Biological imperatives assuaged Pam and I continue our stroll down Avenue Champs de Elysees. By this time the light rain has completely eased and the sun is drying our clothes. The Champs de Elysees is a broad street with wide footpaths and after the shopping section abruptly ends, the buildings on each side of the road give way to tree groves and gardens.
The French have had the good sense to withstand the modern urge to coat every surface in bitumen or concrete and the footpaths are now pale coarse sand/fine gravel. Softer on the sole and the soul.
To our right the imposing dome and glass barrel-vaulted roof of the Grand Palais des Champs Elysees demands attention, yet it is the much smaller (yet still large) twelve sided polygonal building of the Theatre Marigny to our left that draws our feet.
Surrounded by beautiful gardens and apparently completely ignored by tourists the theatre’s peeling paint and obvious neglect somehow add to its charm. Upstairs through windows we see balustrades and artwork on the walls, at the entrance advertising for current and future plays. Obviously still functioning as a theatre the building is not open at this hour of day so we move on towards Avenue Winston Churchill which runs between the enormous Grand Palais and the smaller (yet still huge) Petit Palais.
I remind myself to look up, look up, look up. You really don’t need to enter any art gallery or museum in Paris to see sculpture works by the ton. Just look up.
The entrance to the Grand Palais is at the centre of an awe-inspiring facade of allegorical sculpture work that spreads along the entire length of the building (which is so long it is almost the entire length of the street). Stone columns support the roofline where at each top corner massive bronze statues of chariots drawn by rampant horses seem so alive I can almost see steam jetting from their nostrils and I fear being trampled by their pounding hooves.
While it may be possible to do things on the cheap and nasty in Paris, here at andtheywalked.com we are nice, however we are doing our best to make each Euro count.
So we are just cheap.
The Petit Palais pales in comparison to its across the road neighbour yet the Guide to Paris we are carrying indicates it is free to enter. Today we are entering the Petit Palais.
Look up, look up, look up. Magnificent frescos cover the vaulted ceilings of the enormous rooms filled with objects de art. I see a metal teapot with a writhing snake body as a handle that pours through the gaping mouth poised to strike. I would start drinking hot drinks if I could pour each one from this pot.

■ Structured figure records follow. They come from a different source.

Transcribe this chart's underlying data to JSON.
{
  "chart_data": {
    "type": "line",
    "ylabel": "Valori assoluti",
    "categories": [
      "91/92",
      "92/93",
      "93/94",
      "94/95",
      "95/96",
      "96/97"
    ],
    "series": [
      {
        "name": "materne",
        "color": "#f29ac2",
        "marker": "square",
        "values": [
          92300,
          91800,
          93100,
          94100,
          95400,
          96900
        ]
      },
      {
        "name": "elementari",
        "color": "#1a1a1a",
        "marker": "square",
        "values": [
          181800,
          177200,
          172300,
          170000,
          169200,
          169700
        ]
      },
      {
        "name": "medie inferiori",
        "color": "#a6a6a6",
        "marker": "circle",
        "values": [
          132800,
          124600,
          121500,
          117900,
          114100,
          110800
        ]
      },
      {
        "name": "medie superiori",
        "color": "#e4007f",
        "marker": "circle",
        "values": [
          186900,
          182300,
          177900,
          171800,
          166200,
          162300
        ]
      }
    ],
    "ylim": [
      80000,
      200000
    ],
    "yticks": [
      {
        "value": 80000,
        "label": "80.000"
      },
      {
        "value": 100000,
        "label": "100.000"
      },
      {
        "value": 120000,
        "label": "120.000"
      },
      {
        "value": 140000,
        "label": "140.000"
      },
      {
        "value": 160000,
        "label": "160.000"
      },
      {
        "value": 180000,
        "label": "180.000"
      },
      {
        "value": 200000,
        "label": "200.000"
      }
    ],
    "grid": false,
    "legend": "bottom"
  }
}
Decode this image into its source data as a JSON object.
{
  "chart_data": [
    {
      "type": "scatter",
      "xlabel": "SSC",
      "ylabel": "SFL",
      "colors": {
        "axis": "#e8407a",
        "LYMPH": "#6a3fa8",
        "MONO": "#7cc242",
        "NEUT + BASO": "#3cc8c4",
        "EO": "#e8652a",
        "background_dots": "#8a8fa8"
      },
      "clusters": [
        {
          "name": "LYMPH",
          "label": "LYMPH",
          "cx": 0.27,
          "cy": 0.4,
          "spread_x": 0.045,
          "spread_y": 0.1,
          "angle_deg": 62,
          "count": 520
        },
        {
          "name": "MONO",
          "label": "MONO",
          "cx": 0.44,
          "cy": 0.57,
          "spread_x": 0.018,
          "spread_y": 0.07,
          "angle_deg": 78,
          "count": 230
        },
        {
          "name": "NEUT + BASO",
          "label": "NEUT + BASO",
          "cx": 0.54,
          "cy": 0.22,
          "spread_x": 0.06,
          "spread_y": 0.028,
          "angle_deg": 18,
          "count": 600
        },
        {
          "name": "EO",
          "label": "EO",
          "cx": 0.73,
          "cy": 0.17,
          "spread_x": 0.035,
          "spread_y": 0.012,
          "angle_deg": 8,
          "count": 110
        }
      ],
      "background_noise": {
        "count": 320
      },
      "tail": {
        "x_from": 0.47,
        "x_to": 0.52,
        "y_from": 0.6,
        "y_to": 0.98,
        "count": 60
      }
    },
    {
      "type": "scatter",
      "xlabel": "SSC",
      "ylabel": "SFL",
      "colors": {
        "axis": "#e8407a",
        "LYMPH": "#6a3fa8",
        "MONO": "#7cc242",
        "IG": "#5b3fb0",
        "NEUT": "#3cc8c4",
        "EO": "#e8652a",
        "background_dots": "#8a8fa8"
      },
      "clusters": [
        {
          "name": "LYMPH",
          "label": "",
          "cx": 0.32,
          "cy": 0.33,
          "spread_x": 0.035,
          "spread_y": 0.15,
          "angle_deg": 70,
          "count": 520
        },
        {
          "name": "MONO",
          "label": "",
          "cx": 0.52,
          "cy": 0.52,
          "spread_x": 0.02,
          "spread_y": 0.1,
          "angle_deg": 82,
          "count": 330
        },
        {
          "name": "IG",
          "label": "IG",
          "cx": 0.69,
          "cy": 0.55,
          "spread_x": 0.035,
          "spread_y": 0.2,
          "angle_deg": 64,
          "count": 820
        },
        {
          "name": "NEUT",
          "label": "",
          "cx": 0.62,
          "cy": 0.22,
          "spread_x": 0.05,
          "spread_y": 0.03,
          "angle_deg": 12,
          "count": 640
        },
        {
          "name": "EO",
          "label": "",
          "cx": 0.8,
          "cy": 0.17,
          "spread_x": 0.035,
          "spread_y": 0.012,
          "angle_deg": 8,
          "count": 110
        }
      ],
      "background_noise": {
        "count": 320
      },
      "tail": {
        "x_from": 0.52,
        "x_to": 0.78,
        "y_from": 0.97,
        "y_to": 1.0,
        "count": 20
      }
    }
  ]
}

Amongst so much art it is the work of Fernand Pelez that most captures my attention. Given to lifelike portrayal of social issues of his time, his paintings are like ghosts inhabiting the gallery walls. On the lower level of the Petit Palais his painting of a street urchin fallen asleep whilst selling dark grapes (noir) takes my breath away with its realism.
So much to see and so little time.
Even though I have never travelled before, or perhaps because I have never really travelled before, it really irks me to hear a person (tourist) say they have ‘done’ so and so or such and such, as in, “I have done Paris”. To have ‘done’ Paris you would have needed to live here for years. Years and years. Perhaps a lifetime.
So having nowhere near ‘done’ the Petit Palais Pam and I move on.
So much to see and so little time.
Back on the street we walk towards the Pont Alexandre III which is a bridge spanning the Seine that has a massive golden statue at each corner (I am running out of words to describe really really big). As we approach the bridge we notice a bride and groom walking in the direction we are about to turn. As mentioned in Part 1, earlier in the morning it has been raining, and the virginal white of the bride’s wedding dress hem is grey with street grime. Both she and the groom look disgruntled and they pace ahead of us without holding hands. We stop to help a young couple in love take photos and by the time we finish the bride and groom are out of sight.
We continue down the street heading for the Place de la Concorde. Towards the end of this section between ponts (bridges) suddenly a rough looking lady coming towards us, stoops and scoops something up. She approaches us and opens her hand in which lies a wide gold mens wedding band. The ring looks brand new and she shows us the inscription inside. She is speaking rapid French but it is obvious she is asking us if the ring is ours. We answer no and she switches to English. She is missing one front tooth and seems down on her luck yet she urges me to take the ring.
My personal position on wearing no jewelry remains unchanged by the experience and I politely decline. We say ‘finders keepers’ and urge her to keep the ring which she seems very reluctant to do. I think of telling her to melt the ring down and fashion a gold tooth from it.
Luckily my mouth does not spurt the impertinence I am thinking as this lady is obviously noble and honest and deserves much kinder thoughts from strangers.
Has true love fallen at the first hurdle and the ring been tossed aside in a scornful hissy fit? If so why not into the Seine from where there could surely be no redemption?
Or has a slightly dampened groom let the ring slip unnoticed from his finger in the passionate rekindling of his love for his new bride?
Paris is a city full of mystery and intrigue.
And we are deep in the mix of it all.